Rogers dispatched a letter Thursday to the current and newly-named members of the committee urging them to support his candidacy for the chairmanship, Politico reported on Thursday.
“The appropriations process is broken,” Rogers wrote in a letter obtained by POLITICO. “Not one of the twelve FY11 Appropriations bills was brought to the House floor under regular order and Congress hasn’t seen an open-to-amendment rule in years. Instead, debate was stifled, and spending bills were routinely written in Speaker Pelosi’s office. This will change. I believe it’s high time we allow our legislators to legislate, and let the Congress work its will under an open, transparent process.”
But picking the chairman of the powerful committee that decides how to spend $1 trillion worth of federal funds to agencies is proving to be “the biggest political headache” for soon-to-be Speaker of the House John Boehner and his leadership team, the Washington Post reported.
Rogers, who was first elected in 1980, has climbed the ranks to be the top Republican on the appropriations subcommittee for homeland security. California U.S. Rep. Jerry Lewis, who has more seniority in Congress than Rogers, also is vying for the committee chairmanship. Lewis served as chairman in 2005 and 2006 and then as the ranking Republican for the last four years while the GOP was in the minority.
Lewis now wants leaders to waive House rules that limit chairmanships to three terms because he said he was in the minority for two.

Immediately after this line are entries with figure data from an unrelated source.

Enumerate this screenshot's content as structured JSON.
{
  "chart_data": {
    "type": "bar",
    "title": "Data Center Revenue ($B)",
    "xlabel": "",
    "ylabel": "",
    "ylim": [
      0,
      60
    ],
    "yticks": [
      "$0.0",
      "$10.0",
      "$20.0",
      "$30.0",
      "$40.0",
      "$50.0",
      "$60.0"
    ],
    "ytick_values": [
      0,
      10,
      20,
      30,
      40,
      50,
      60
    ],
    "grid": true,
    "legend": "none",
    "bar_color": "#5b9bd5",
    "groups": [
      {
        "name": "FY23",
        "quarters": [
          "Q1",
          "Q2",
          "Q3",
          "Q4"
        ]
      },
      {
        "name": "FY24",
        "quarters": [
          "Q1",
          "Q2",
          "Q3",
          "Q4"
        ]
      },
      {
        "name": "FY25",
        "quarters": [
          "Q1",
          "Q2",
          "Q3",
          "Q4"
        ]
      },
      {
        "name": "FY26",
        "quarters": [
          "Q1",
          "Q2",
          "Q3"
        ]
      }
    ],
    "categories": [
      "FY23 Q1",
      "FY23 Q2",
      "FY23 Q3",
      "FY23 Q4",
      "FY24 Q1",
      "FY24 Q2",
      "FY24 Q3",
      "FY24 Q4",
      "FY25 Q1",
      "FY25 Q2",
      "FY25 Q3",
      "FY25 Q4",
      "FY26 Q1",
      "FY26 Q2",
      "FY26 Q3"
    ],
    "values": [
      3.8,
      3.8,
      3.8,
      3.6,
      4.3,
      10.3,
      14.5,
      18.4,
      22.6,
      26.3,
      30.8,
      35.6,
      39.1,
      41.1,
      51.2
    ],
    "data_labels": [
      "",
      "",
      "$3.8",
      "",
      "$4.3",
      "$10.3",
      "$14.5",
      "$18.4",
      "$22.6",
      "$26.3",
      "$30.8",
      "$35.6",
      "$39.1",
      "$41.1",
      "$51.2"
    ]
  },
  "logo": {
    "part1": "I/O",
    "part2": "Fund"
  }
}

Both Lewis and Rogers have “similar earmark record(s)” in which they’ve tagged billions of federal dollars to go to projects and programs in their home districts, the Post noted. That could be a large disadvantage in a year when cutting government spending and reforming the earmark process were major campaign rallying cries for Republicans.
In his letter to his colleagues, Rogers wrote that he will help Congress “return to fiscal austerity.” And he called for “upholding and extending the GOP-led moratorium on earmarks to achieve pre-TARP, pre-stimulus spending levels.”
In addition to using earmarks to direct money to the 5th District, Rogers was one of members of Congress who voted for the TARP (Troubled Asset Relief Program) — or bank bailout bill — in 2008.
Rogers has been lobbying for the appropriations chairmanship for some time. He doled out more than $850,000 in campaign contributions to GOP candidates during the 2010 election cycle, as the Courier-Journal’s James Carroll reported.
And last week Rogers told Al Cross, director of the Institute for Rural Journalism and Community Issues at the University of Kentucky, that he had locked up 19 of the 33 votes on the Republican steering committee that picks committee leadership.